Un peu moins d'une heure plus tard et après avoir passé autant de temps dans la salle de bain et mon dressing que dans mon bureau, je me décide enfin à descendre habillé de façon sobre mais classe. A la seconde où mes yeux se posent sur elle, ils doivent trahir mes pensées. Sa robe lui va à ravir et la met encore plus en valeur, je n'arrive pas à décrocher d'elle, faisant presque passer ses paroles à la trappe tandis que je me rapproche d'elle. « Je suis censé tenir toute une soirée avant de te dévorer ? » Parce qu'avec ce tissu transparent, elle va vraiment se faire désirer. Enfin je finis tout de même par relever mon regard vers le sien, lui adressant un petit clin d’œil complice. « Tu es superbe. » Dis-je en l'embrassant rapidement sur le coin de ses lèvres avant d'aller chercher mes clés de voiture. Ça sent bon dans la pièce, tellement que ça réveille mon appétit. « Allons-y alors, madame mystère. » Elle passe devant moi, je vérifie que j'ai bien mes papiers dans mes poches et nous descendons jusqu'au garage.

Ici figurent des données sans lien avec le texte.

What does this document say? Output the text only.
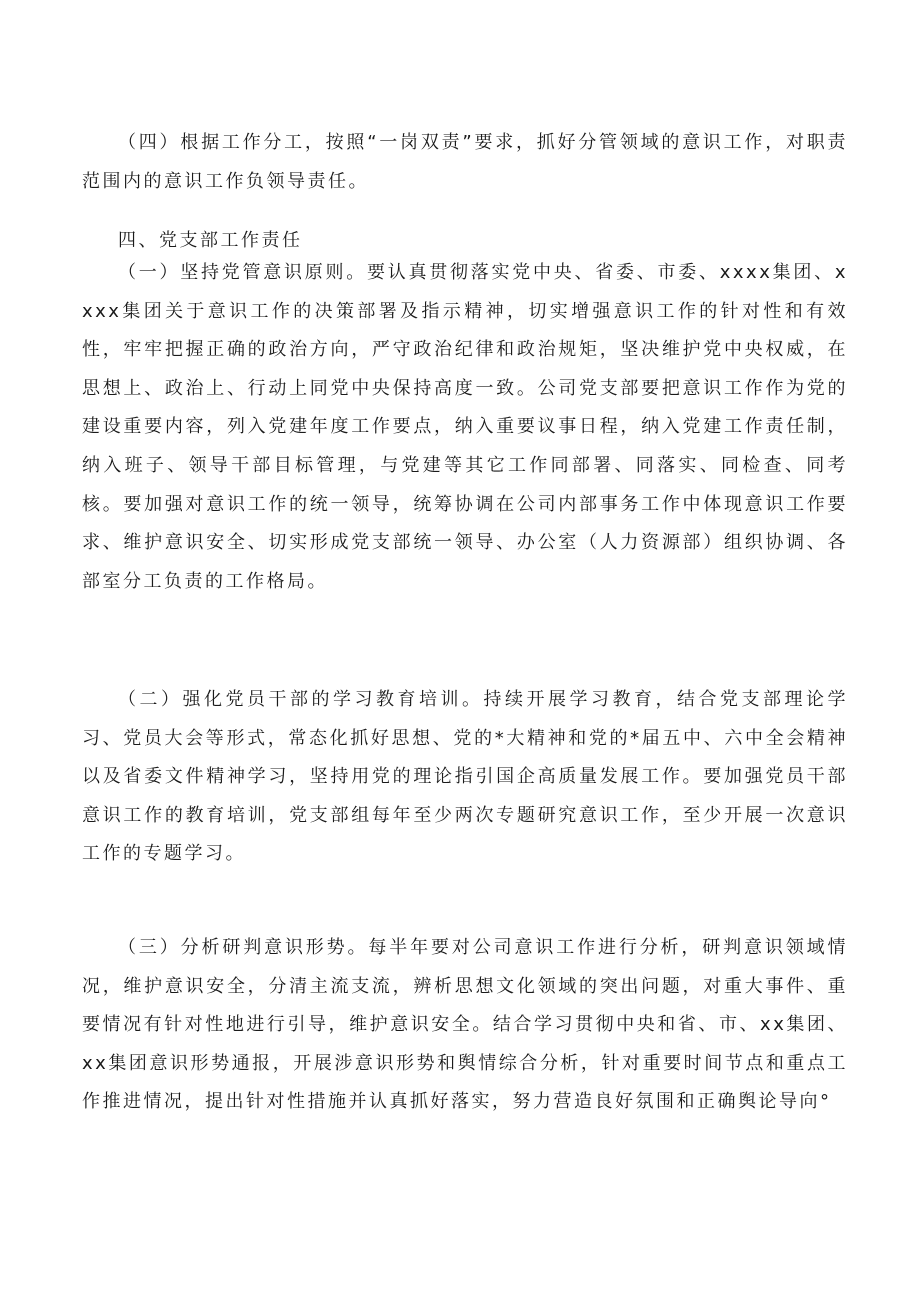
（四）根据工作分工，按照“一岗双责”要求，抓好分管领域的意识工作，对职责范围内的意识工作负领导责任。

四、党支部工作责任

（一）坚持党管意识原则。要认真贯彻落实党中央、省委、市委、xxxx集团、xxxx集团关于意识工作的决策部署及指示精神，切实增强意识工作的针对性和有效性，牢牢把握正确的政治方向，严守政治纪律和政治规矩，坚决维护党中央权威，在思想上、政治上、行动上同党中央保持高度一致。公司党支部要把意识工作作为党的建设重要内容，列入党建年度工作要点，纳入重要议事日程，纳入党建工作责任制，纳入班子、领导干部目标管理，与党建等其它工作同部署、同落实、同检查、同考核。要加强对意识工作的统一领导，统筹协调在公司内部事务工作中体现意识工作要求、维护意识安全、切实形成党支部统一领导、办公室（人力资源部）组织协调、各部室分工负责的工作格局。

（二）强化党员干部的学习教育培训。持续开展学习教育，结合党支部理论学习、党员大会等形式，常态化抓好思想、党的*大精神和党的*届五中、六中全会精神以及省委文件精神学习，坚持用党的理论指引国企高质量发展工作。要加强党员干部意识工作的教育培训，党支部组每年至少两次专题研究意识工作，至少开展一次意识工作的专题学习。

（三）分析研判意识形势。每半年要对公司意识工作进行分析，研判意识领域情况，维护意识安全，分清主流支流，辨析思想文化领域的突出问题，对重大事件、重要情况有针对性地进行引导，维护意识安全。结合学习贯彻中央和省、市、xx集团、xx集团意识形势通报，开展涉意识形势和舆情综合分析，针对重要时间节点和重点工作推进情况，提出针对性措施并认真抓好落实，努力营造良好氛围和正确舆论导向°
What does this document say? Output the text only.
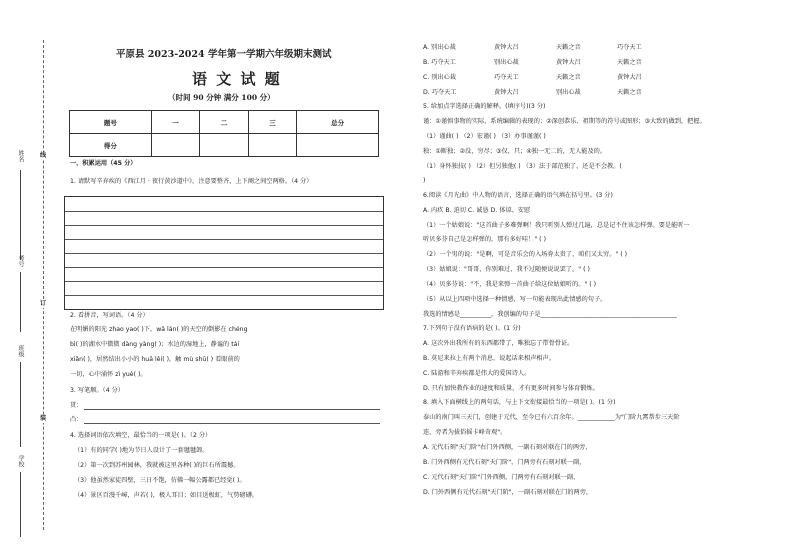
姓名
考号
班级
学校
线
订
装
平原县 2023-2024 学年第一学期六年级期末测试
语 文 试 题
（时间 90 分钟 满分 100 分）
题号	一	二	三	总分
得分				
一、积累运用（45 分）
1. 请默写辛弃疾的《西江月 · 夜行黄沙道中》，注意要整齐，上下阕之间空两格。（4 分）
2. 看拼音，写词语。（4 分）
在明媚的阳光 zhao yao( )下，wǎ lán( )的天空的倒影在 chéng
bì( )的湖水中微微 dàng yàng( )；水边的湿地上，静谧的 tái
xiǎn( )，居然结出小小的 huā lěi( )。触 mù shū( ) 看眼前的
一切，心中涌怀 zì yuè( )。
3. 写笔顺。（4 分）
贯：
凸：
4. 选择词语依次填空，最恰当的一项是( )。（2 分）
（1）有的同学( )地为节日人设计了一套毽毽卸。
（2）第一次到苏州园林，我就被这里各种( )的巨石所震撼。
（3）他虽然家徒四壁，三日不饱，仿佛一幅公露都已经觉( )。
（4）景区百漫千嶂，声若( )，极人耳目；如目送极虹，气势磅礴。
A. 别出心裁	黄钟大吕	天籁之音	巧夺天工
B. 巧夺天工	别出心裁	黄钟大吕	天籁之音
C. 别出心裁	巧夺天工	天籁之音	黄钟大吕
D. 巧夺天工	黄钟大吕	别出心裁	天籁之音
5. 给加点字选择正确的解释。(填序号)(3 分)
谨：①谨慎事物的实际、系统编辑的表现的；②深创恭乐、祖期等的符号或图形；③大致的做到，把握。
（1）谨曲( ) （2）宏谨( ) （3）办事谨谨( )
独：①断独；②没，穷尽；③仅，只；④独一无二的，无人能及的。
（1）身怀独技( ) （2）但另独他( ) （3）法于部范独了，还是不会教。(
)
6.阅读《月光曲》中人物的语言，选择正确的语气填在括号里。(3 分)
A. 内疚 B. 迫切 C. 诚恳 D. 体谅、安慰
（1）一个姑娘说："这首曲子多难弹啊！我只听别人弹过几遍，总是记不住该怎样弹。要是能听一
听贝多芬自己是怎样弹的，那有多好哇！" ( )
（2）一个男的说："是啊，可是音乐会的入场券太贵了，咱们又太穷。" ( )
（3）姑娘说："哥哥，你别难过，我不过随便说说罢了。" ( )
（4）贝多芬说："不，我是来弹一首曲子给这位姑娘听的。" ( )
（5）从以上四项中选择一种情感，写一句能表现出此情感的句子。
我选的情感是__________，我创编的句子是____________________________________________
7.下列句子没有语病的是( )。(1 分)
A. 这次外出我所有的东西都带了，唯独忘了带骨骨证。
B. 莫尼来拉上有两个消息，说起话来相声相声。
C. 陆游和辛弃疾都是伟大的爱国诗人。
D. 只有加快教作业的速度和质量，才有更多时间参与体育锻炼。
8. 填入下面横线上的两句话，与上下文衔接最恰当的一项是( )。(1 分)
泰山的南门叫三天门，创建于元代，至今已有六百余年。____________为"门阶九霄帮步三天阶
连，旁者为拔俗摇卡峰奇观"。
A. 元代石刻"天门阶"右门外西侧，一副石刻对联在门的两旁，
B. 门外西侧有元代石刻"天门阶"，门两旁有石刻对联一副，
C. 元代石刻"天门阶"门外西侧，门两旁有石刻对联一副，
D. 门外西侧有元代石刻"天门阶"，一副石刻对联在门的两旁，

Le centre ville est animé à cette heure-ci et les passants ne respectent pas vraiment les règles de circulation. Je roule alors à une allure modérément rapide en direction du parking auquel j'ai l'habitude d'aller et m'y gare quelques minutes plus tard. Nous remontons ensuite à la surface et je me rapproche de Shaé, passant mon bras autour de sa taille. C'est en sentant son parfum à la fois prononcé et délicat que je réalise combien j'ai de la chance d'être avec elle. Le genre de pensée qui nous rend heureux sans grande raison, c'est le simple fait d'être à deux. « Alors, où est-ce que tu m'emmènes ? Si tu ne me dis pas, je vais m'imaginer tous les scénarios possibles... »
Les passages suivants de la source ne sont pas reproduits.